Wifi-VLC dual connectivity streaming system for 6DOF multi-user virtual reality

  • Jacob Chakareski
  • Mahmudur Khan

We investigate a future WiFi-VLC dual connectivity streaming system for 6DOF multi-user
virtual reality that enables reliable high-fidelity remote scene immersion. The system
integrates an edge server that uses scalable 360° tiling to adaptively split the present
360° view of a VR user into a panoramic baseline content layer and a viewport-specific
enhancement content layer. The user is then served the two content layers over complementary
WiFi and VLC wireless links such that the delivered viewport quality is maximized
for the given WiFi and VLC transmission resources. We formally characterize the actions
of the server using rate-distortion optimization that we solve at low complexity.
To account for the users' mobility as they explore different 360° viewpoints of the
6DOF remote scene content and maintain reliable high-quality VLC connectivity, we
explore dynamic VLC transmitter steering and assignment in the system as graph bottleneck
matching that aims to maximize the received VLC SNR across all users. We formulate
an effective low-complexity solution to this discrete combinatorial optimization problem
of high complexity. The paper also contributes a first actual 6DOF body and head movement
VR navigation dataset that we collected and facilitate to assess the performance of
our system via simulation experiments. These demonstrate enhanced VLC transmission
performance and an up to 7 dB gain in viewport quality over a state-of-the-art VLC
cellular system (LiFi), and an up to 10 dB gain in viewport quality over a state-of-the-art
traditional wireless streaming method, for 12K-120fps 360° 6DOF VR content. Moreover,
the synergistic WiFi-VLC dual connectivity of the proposed system augments its reliability
over the reference method LiFi that comprises only VLC links. These outcomes motivate
further exploration and prototype implementation of our system.

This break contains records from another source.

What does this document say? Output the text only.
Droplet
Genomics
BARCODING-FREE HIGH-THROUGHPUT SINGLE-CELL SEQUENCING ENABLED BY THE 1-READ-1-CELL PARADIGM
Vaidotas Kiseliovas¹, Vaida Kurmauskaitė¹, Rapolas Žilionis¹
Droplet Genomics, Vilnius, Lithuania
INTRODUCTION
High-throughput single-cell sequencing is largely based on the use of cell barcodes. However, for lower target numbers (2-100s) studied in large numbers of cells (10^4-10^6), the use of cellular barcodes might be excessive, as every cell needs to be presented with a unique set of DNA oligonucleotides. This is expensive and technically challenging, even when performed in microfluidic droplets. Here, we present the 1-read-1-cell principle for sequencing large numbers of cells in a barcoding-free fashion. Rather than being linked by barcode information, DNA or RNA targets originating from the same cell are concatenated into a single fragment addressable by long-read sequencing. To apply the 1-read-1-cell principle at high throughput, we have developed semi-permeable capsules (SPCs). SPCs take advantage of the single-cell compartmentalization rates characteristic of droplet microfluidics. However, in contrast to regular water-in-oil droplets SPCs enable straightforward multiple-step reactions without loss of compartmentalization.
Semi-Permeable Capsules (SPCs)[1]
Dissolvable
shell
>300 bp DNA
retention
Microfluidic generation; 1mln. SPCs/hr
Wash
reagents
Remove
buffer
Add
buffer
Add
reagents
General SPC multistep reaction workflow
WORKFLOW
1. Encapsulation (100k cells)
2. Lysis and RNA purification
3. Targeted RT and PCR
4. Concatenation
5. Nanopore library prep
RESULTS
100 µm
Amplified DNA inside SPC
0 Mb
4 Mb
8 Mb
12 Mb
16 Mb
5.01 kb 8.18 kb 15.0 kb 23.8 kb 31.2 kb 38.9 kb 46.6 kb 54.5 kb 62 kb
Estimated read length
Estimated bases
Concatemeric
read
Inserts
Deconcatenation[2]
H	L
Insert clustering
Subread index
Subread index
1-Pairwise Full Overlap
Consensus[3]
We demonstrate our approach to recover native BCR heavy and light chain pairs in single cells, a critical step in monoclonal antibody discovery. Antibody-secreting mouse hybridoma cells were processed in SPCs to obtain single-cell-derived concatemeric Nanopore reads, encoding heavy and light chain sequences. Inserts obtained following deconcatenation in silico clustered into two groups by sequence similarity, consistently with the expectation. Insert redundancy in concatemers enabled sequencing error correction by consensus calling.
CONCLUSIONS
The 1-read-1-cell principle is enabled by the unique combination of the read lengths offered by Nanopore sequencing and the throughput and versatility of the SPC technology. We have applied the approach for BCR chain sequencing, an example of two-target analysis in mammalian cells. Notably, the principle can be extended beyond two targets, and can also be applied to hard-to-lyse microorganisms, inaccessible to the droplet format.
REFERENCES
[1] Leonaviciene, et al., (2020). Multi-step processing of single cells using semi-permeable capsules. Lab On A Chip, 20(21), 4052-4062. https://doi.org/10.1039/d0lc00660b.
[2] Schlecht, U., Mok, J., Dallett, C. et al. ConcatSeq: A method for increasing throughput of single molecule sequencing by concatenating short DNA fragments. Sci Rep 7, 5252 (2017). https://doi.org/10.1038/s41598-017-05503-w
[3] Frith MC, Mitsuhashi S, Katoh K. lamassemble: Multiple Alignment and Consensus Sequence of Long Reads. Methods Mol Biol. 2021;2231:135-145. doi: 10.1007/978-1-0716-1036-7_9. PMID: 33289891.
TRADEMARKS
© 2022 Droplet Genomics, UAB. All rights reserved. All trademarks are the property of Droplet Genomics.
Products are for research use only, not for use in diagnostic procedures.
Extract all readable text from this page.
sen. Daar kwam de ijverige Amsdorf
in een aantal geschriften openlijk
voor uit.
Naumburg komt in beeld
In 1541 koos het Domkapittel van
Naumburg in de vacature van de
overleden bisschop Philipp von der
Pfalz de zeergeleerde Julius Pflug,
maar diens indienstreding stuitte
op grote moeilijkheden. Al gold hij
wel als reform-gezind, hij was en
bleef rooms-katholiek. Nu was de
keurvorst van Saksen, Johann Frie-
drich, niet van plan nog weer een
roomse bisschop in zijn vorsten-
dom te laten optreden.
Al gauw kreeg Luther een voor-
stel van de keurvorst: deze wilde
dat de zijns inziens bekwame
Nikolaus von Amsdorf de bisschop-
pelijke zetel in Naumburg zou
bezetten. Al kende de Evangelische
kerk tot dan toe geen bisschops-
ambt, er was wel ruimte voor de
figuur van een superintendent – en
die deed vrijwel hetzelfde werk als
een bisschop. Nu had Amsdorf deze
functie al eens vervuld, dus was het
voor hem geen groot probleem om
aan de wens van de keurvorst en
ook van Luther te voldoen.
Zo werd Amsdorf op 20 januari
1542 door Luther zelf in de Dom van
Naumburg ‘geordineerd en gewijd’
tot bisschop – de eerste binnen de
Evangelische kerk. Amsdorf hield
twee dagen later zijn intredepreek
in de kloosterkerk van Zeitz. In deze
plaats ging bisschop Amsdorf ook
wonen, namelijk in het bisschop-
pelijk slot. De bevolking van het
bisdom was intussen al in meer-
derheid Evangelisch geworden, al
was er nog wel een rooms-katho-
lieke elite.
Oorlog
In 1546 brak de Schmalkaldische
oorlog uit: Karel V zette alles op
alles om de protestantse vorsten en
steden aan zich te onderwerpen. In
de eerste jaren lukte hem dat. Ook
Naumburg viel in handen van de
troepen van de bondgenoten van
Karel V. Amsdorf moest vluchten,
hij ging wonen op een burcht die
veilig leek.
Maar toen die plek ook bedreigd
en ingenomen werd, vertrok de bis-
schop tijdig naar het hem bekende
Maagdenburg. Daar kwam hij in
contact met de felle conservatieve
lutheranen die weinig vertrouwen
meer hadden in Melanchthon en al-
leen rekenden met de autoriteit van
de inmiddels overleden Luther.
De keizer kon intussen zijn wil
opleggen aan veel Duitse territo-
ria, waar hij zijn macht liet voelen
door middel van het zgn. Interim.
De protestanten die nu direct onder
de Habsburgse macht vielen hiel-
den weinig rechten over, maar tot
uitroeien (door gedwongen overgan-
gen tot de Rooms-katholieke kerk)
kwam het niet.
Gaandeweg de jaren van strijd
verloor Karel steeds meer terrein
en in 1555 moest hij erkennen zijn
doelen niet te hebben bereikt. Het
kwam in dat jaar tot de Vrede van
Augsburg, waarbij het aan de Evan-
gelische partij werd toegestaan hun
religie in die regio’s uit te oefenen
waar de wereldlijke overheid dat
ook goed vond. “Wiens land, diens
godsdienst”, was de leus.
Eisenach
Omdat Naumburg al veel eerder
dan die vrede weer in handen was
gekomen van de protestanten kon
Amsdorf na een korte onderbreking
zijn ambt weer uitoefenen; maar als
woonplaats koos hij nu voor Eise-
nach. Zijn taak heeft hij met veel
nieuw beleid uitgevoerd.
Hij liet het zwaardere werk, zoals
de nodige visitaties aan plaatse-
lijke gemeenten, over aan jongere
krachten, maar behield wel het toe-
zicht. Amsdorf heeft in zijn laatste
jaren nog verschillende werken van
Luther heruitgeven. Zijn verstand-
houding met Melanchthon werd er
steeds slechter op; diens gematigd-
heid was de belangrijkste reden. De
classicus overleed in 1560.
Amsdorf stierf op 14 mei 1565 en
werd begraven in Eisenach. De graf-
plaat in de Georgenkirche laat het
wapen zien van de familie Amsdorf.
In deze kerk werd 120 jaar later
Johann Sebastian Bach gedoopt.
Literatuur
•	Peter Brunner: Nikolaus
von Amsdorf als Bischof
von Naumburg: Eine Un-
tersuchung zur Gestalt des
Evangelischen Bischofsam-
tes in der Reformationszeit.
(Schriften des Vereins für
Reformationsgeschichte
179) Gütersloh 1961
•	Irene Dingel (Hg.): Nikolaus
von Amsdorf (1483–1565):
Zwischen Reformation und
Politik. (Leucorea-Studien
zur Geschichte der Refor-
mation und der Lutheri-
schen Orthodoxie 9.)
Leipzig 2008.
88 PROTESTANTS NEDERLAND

Viewport-aware dynamic 360° video segment categorization

  • Amaya Dharmasiri
  • Chamara Kattadige
  • Vincent Zhang
  • Kanchana Thilakarathna

Unlike conventional videos, 360° videos give freedom to users to turn their heads,
watch and interact with the content owing to its immersive spherical environment.
Although these movements are arbitrary, similarities can be observed between viewport
patterns of different users and different videos. Identifying such patterns can assist
both content and network providers to enhance the 360° video streaming process, eventually
increasing the end-user Quality of Experience (QoE). But a study on how viewport patterns display similarities across different video content, and their potential
has not yet been done. In this paper, we present a comprehensive analysis of a dataset
of 88 360° videos and propose a novel video categorization algorithm that is based
on similarities of viewports. First, we propose a novel viewport clustering algorithm
that outperforms the existing algorithms in terms of clustering viewports with similar
positioning and speed. Next, we develop a novel and unique dynamic video segment categorization
algorithm that shows notable improvement in similarity for viewport distributions
within the clusters when compared to that of existing static video categorizations.